Château d’ Epoisses has a history that goes back to the 12th century, boasts a fantastic rose garden, a moat, and a 12-foot box hedge that may have been a maze. (Yes, the town named after it is the home of that delicious cheese.)

So many others…A brusque Count who owned another château led the tours himself, only opening a handful of rooms, one of which was adorned with portraits of his ancestors, of whom he seemed excessively proud, set on easels. There were châteaux that had been updated to 19th century standards, but retained their original grand facades and allées of tall trees to signal their old nobility. Some grand looking properties weren’t open to the public, so we only saw their gray or creamy stone exteriors as we drove by.

We were invited to visit a real medieval fortress that friends of my hosts were restoring bit by bit. It had a dungeon, a great hall where people once ate and slept, a bridge over its dry moat, and a tower.
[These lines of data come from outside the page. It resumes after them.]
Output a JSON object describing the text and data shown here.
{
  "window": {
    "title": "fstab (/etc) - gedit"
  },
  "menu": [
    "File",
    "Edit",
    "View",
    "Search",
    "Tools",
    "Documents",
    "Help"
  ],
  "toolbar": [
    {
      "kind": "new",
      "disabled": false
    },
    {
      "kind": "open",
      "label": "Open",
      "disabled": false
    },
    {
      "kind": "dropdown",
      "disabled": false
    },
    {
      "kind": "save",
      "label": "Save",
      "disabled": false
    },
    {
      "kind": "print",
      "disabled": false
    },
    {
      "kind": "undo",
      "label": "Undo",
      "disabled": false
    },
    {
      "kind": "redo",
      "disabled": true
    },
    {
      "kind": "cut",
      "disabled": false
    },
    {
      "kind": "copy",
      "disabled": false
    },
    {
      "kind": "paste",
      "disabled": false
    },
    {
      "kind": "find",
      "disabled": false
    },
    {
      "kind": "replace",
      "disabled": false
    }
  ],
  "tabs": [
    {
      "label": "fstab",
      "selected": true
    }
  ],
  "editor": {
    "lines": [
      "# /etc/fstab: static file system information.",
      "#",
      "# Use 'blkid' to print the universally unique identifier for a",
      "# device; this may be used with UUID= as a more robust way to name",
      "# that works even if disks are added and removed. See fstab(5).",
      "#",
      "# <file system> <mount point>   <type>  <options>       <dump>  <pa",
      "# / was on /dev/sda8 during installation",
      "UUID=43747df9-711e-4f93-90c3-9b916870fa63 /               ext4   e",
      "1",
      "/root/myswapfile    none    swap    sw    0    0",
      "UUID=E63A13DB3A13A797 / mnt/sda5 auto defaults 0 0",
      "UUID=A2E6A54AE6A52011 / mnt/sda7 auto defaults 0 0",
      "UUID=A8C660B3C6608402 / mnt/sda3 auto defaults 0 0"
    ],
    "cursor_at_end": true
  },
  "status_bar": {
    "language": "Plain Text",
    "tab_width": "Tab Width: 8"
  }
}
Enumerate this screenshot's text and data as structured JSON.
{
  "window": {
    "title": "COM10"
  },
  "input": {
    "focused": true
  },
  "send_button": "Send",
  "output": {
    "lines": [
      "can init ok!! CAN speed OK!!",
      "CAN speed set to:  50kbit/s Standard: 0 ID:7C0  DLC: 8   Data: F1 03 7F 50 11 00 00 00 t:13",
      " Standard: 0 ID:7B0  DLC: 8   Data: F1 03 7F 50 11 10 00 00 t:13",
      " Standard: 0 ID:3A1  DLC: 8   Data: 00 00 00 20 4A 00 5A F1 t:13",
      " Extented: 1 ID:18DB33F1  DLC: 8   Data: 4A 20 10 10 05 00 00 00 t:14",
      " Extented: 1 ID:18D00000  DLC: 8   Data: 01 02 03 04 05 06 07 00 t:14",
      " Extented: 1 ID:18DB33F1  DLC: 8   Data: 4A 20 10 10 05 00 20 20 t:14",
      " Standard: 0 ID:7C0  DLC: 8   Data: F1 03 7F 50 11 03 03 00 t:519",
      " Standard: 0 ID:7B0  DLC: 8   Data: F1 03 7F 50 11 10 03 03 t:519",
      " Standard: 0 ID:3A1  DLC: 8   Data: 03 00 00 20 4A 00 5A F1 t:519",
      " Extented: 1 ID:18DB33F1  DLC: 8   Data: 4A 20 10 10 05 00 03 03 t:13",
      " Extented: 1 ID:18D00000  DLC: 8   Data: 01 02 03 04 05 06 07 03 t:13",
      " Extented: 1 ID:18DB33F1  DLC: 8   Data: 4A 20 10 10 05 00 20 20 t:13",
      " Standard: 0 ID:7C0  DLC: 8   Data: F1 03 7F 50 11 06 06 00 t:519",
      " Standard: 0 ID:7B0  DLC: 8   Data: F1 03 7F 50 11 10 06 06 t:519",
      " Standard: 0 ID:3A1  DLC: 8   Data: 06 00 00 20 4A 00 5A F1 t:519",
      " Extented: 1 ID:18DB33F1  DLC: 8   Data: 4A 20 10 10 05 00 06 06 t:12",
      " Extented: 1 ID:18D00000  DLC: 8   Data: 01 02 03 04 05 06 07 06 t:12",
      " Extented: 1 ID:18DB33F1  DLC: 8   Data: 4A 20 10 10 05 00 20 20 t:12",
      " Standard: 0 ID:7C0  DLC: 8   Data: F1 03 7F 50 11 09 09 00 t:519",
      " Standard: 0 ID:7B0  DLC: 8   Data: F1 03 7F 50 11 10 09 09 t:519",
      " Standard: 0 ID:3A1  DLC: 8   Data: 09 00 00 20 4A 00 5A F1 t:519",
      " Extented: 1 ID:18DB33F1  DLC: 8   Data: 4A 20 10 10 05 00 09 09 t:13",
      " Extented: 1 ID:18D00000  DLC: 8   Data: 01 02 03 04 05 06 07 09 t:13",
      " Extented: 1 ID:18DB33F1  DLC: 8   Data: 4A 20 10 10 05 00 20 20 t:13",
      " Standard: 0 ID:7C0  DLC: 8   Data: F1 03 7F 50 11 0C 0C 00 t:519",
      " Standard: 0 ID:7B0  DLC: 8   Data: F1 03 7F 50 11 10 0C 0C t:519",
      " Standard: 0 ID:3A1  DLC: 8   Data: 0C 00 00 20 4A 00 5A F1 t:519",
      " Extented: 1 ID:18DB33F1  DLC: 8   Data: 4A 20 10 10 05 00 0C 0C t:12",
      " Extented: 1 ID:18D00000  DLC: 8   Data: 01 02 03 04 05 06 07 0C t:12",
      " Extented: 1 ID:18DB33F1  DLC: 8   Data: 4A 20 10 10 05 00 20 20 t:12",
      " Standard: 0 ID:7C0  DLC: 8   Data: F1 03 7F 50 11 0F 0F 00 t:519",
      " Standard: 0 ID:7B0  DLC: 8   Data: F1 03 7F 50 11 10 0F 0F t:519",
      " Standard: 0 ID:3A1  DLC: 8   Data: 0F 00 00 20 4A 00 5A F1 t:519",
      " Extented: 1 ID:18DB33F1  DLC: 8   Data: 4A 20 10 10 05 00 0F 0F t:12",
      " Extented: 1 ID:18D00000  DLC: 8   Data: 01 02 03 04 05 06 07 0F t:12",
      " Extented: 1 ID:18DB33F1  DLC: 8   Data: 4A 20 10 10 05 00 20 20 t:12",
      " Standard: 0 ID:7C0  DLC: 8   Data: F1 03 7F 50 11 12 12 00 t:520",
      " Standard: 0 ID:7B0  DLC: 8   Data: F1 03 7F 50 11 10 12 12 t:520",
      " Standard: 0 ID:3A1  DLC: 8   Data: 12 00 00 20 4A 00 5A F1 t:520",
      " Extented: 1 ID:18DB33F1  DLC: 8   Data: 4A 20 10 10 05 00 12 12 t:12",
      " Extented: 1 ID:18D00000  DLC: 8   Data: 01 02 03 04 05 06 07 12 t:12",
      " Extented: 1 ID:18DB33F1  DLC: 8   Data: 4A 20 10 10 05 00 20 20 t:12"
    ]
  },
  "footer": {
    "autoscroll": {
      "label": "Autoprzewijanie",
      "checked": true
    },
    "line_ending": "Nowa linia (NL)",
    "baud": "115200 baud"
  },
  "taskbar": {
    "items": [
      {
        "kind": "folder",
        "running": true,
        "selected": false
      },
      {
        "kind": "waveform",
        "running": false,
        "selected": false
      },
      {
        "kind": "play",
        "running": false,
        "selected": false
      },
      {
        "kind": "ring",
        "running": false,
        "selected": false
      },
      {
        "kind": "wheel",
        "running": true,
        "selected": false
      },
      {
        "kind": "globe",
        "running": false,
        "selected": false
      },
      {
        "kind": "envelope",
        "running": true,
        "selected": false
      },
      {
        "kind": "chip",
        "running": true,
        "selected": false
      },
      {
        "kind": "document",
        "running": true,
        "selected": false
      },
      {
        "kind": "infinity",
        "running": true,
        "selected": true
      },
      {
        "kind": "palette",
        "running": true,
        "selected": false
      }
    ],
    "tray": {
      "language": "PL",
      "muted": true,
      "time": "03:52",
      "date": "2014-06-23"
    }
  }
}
With all of this imprinted in my memory, it wasn’t hard to dive into a mystery set in my invented château, which I decided was a minor structure, with a medieval tower that had survived intact, and a 19th century update for the rest of the building. Ariel Shepard, my protagonist, a new widow in her mid-30s who inherits it, has fallen in love with the tower. It’s fun creating your own château. The hardest part? Finding a name for mine that hadn’t already been given to a French château – there are so many of them, and other “château” names have been gobbled up by wineries!

So, Wicked Readers, put yourself in the picture: If you could stay in a château in Burgundy, what would it have to include?

Susan will give a pre-publication, signed hard cover copy of MURDER VISITS A FRENCH VILLAGE to one commenter with a US address chosen randomly from today’s commenters.

About Susan C. Shea

Susan C. Shea is a member of Norcal’s Sisters in Crime, a former member of the SinC national board, and a member of MWA. She’s the author of two series, the French village mysteries, and the Dani O’Rourke Mysteries. She’s on the faculty of the Book Passage Mystery Writers Conference and blogs on 7 Criminal Minds. www.susancshea.com.

About the book:

Ariel Shepard is devastated by the sudden loss of her husband, but nothing could have prepared her for inheriting the rundown château in Burgundy they’d visited on their honeymoon. When the historian she hires to help uncover the château’s history is found dead in the moat, she realizes many people working on its restoration had the means, but who had a motive?